Voice recognition technology has become increasingly ubiquitous, forming part of everyday life for most people. It’s commonly used in call centres to handle large volumes of calls and improve profitability, is popular amongst drivers who prefer to use a safer hands-free method to control their console, and Apple’s virtual assistant Siri has become a familiar part of the iOS landscape. Other uses for this technology include voice-activated cockpit control, and of course digital dictation and transcription across a wide range of industries. People with visual, motor or learning difficulties such as dyslexia who find writing harder than speaking are also finding voice recognition software incredibly helpful.

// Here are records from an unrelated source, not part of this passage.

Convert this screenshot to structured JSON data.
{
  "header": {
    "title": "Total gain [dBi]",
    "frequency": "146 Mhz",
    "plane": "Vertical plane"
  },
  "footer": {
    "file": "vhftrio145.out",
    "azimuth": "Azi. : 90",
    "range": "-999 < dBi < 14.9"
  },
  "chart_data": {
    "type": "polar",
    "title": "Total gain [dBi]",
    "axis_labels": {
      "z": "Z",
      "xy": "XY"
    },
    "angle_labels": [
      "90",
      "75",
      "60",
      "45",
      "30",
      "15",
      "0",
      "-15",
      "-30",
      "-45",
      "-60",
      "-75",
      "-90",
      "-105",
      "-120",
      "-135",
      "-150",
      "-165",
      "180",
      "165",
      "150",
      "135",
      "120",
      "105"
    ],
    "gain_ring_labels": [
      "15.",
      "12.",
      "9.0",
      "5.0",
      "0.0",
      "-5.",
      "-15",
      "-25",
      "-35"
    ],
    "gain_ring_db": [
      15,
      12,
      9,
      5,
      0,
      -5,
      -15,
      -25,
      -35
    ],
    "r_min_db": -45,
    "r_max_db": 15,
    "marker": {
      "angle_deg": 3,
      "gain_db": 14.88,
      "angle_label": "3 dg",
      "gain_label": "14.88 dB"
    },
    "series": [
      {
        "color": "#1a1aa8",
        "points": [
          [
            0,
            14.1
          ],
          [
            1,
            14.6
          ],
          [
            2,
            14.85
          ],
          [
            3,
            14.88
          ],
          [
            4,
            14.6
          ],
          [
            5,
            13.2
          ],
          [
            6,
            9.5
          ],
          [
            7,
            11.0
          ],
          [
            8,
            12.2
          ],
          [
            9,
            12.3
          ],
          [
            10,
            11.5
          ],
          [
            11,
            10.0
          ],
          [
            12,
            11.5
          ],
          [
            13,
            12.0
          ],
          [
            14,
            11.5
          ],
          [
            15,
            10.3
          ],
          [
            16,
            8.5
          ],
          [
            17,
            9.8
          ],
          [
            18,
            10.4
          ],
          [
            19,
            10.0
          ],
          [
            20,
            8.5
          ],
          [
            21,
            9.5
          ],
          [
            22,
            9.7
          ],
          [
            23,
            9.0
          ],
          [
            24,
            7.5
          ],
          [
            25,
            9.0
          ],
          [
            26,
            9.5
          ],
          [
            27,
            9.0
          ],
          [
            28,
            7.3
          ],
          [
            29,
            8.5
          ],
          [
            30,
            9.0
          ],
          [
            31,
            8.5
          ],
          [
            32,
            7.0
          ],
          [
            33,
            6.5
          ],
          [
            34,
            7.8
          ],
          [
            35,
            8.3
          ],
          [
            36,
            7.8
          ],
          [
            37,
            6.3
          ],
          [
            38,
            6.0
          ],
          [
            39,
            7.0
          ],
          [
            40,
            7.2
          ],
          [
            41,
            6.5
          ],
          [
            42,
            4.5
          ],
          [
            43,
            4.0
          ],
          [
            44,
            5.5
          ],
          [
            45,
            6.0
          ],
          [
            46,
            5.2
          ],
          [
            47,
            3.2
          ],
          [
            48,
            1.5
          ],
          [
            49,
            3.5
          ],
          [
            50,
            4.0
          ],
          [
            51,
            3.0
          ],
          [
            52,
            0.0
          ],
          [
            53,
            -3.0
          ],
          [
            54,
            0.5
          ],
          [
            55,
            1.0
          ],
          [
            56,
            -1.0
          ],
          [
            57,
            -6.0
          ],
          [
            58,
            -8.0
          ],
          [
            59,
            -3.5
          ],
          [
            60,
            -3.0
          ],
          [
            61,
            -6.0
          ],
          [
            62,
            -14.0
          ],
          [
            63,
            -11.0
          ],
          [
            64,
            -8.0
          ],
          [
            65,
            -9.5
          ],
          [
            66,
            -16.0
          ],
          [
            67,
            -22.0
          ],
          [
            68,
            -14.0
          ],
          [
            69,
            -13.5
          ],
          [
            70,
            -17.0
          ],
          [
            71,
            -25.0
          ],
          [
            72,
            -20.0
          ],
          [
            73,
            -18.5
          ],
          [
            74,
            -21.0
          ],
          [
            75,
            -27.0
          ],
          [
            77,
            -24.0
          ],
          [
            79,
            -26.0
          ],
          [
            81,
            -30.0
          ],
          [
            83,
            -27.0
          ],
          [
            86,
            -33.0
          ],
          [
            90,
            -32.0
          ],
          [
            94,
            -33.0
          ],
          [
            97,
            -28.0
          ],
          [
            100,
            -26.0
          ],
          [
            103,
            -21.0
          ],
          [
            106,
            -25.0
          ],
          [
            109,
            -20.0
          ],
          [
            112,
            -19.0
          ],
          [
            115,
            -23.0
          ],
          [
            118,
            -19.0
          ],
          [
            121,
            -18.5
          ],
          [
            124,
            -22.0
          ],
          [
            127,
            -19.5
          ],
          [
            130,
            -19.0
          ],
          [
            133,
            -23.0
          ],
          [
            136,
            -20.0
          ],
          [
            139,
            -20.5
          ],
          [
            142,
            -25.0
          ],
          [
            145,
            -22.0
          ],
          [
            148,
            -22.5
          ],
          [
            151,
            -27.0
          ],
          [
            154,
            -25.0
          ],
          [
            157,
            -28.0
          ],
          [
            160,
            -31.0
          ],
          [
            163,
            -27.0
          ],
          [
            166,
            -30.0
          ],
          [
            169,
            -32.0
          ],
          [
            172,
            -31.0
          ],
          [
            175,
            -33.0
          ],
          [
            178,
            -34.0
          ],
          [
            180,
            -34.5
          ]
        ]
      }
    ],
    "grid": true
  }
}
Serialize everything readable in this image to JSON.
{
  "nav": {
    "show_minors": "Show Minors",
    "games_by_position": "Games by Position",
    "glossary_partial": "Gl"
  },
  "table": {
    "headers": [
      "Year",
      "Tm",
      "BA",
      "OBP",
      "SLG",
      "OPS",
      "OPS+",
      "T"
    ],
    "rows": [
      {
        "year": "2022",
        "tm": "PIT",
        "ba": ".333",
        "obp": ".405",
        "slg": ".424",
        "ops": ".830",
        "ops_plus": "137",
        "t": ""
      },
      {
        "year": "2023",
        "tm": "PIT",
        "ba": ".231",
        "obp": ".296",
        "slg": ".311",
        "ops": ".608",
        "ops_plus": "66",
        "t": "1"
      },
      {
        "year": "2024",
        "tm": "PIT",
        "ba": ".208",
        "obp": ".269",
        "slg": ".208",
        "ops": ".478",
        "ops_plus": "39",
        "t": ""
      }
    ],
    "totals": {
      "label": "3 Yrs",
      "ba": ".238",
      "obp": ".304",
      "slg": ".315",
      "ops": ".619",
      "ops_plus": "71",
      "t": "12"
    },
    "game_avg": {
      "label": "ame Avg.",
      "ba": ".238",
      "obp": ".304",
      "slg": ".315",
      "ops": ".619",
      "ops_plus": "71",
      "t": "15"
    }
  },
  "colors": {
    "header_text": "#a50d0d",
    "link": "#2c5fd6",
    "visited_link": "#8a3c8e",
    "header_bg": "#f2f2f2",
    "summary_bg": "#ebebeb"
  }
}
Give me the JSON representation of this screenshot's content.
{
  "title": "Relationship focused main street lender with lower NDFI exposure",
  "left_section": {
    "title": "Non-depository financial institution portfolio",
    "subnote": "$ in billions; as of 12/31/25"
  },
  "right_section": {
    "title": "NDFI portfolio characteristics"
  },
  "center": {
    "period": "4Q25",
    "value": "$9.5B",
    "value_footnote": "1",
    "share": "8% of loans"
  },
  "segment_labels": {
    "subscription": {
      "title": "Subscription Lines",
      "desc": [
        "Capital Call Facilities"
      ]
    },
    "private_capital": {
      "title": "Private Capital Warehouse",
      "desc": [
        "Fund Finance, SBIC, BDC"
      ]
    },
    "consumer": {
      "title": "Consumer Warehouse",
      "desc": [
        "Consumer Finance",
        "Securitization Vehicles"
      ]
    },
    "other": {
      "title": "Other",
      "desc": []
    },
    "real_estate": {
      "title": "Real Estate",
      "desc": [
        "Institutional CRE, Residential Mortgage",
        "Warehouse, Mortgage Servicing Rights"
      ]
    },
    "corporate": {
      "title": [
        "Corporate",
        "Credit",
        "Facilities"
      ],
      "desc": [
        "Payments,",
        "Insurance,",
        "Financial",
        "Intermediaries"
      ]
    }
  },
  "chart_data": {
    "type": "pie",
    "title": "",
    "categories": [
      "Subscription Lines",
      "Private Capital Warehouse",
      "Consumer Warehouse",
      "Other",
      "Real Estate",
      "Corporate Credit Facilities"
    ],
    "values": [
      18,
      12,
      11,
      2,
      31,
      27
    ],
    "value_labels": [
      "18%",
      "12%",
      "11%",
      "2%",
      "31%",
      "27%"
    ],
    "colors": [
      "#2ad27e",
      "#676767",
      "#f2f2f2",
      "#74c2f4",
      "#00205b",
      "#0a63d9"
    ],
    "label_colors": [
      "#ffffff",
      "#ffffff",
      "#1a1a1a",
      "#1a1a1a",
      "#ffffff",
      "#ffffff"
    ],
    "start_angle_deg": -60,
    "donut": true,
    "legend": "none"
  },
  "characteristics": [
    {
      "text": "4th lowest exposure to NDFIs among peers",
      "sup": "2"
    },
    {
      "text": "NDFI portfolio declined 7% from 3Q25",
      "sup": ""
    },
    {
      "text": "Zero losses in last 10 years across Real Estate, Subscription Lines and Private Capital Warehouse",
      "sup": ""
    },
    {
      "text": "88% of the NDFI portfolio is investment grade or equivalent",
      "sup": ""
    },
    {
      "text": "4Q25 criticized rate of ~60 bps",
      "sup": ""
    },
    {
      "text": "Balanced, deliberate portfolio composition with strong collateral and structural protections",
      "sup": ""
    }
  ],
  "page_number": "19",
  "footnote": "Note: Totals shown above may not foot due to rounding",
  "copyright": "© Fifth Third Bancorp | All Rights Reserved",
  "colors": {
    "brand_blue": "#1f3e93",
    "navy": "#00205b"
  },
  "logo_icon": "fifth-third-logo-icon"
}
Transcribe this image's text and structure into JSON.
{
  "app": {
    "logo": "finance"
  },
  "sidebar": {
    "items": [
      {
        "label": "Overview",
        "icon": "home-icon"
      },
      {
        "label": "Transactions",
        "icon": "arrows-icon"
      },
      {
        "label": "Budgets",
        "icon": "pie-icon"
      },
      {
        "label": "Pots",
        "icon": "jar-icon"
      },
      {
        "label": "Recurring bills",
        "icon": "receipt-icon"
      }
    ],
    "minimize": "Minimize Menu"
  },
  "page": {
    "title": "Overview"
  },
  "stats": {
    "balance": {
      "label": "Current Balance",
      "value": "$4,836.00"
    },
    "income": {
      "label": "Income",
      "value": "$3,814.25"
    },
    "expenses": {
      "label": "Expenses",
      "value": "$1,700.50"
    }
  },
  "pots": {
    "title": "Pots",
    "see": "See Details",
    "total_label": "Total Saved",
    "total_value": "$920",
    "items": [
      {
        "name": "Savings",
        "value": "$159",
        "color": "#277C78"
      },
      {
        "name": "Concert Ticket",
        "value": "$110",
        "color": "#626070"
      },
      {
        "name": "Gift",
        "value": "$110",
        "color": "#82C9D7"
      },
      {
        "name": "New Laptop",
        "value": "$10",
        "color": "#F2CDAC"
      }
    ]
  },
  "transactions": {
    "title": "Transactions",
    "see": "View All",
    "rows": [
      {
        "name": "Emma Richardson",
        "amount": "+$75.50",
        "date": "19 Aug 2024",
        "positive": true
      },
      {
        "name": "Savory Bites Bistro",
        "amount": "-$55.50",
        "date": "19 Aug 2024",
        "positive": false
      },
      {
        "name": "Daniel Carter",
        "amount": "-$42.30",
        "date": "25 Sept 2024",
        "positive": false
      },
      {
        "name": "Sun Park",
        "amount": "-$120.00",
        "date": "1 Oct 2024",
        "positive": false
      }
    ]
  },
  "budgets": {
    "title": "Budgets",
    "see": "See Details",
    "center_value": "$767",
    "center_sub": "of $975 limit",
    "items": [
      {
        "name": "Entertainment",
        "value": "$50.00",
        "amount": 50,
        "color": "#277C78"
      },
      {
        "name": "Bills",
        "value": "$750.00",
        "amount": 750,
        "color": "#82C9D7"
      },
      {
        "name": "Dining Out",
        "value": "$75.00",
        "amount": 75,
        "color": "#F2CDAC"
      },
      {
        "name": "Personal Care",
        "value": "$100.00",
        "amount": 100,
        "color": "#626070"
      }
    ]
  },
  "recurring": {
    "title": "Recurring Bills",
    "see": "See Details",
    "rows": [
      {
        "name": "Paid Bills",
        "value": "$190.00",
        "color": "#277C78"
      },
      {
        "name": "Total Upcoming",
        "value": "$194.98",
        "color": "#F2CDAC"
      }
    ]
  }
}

Over the last five years, the major players in this field have been working hard to develop and customise their software, producing specialised dictation programs with industry-specific terminology for professionals such as doctors and lawyers. They have also begun to leverage mobile and cloud solutions, making dictation more convenient from locations outside the office. However, the primary candidate for their products still tends to be a single speaker, working in a relatively quiet environment. This results in limitations that hamper the use of voice recognition technology across a broader range of audio types and environments. Following are a few of the key limitations we’ve uncovered in the use of this type of software:
1. Inability to handle multi-speaker recording
2. Problems filtering background noise
3. Misinterpretation of mumbled, slurred or heavily accented speech
4. Time and productivity costs associated with training the software, proofreading and editing output
5. Increased temptation of proofreading your own work, leading to potentially critical errors
Almost five years ago we posed the topical question about whether traditional transcription services could one day be replaced by voice recognition technology. Our conclusion was that although this outcome was inevitable, it wouldn’t happen for quite some time. While voice recognition technology has come a long way since 2011, there is no doubt that human input in proofreading and editing is still an essential part of any transcription process, and that traditional transcription services remain the gold standard approach across the entire process.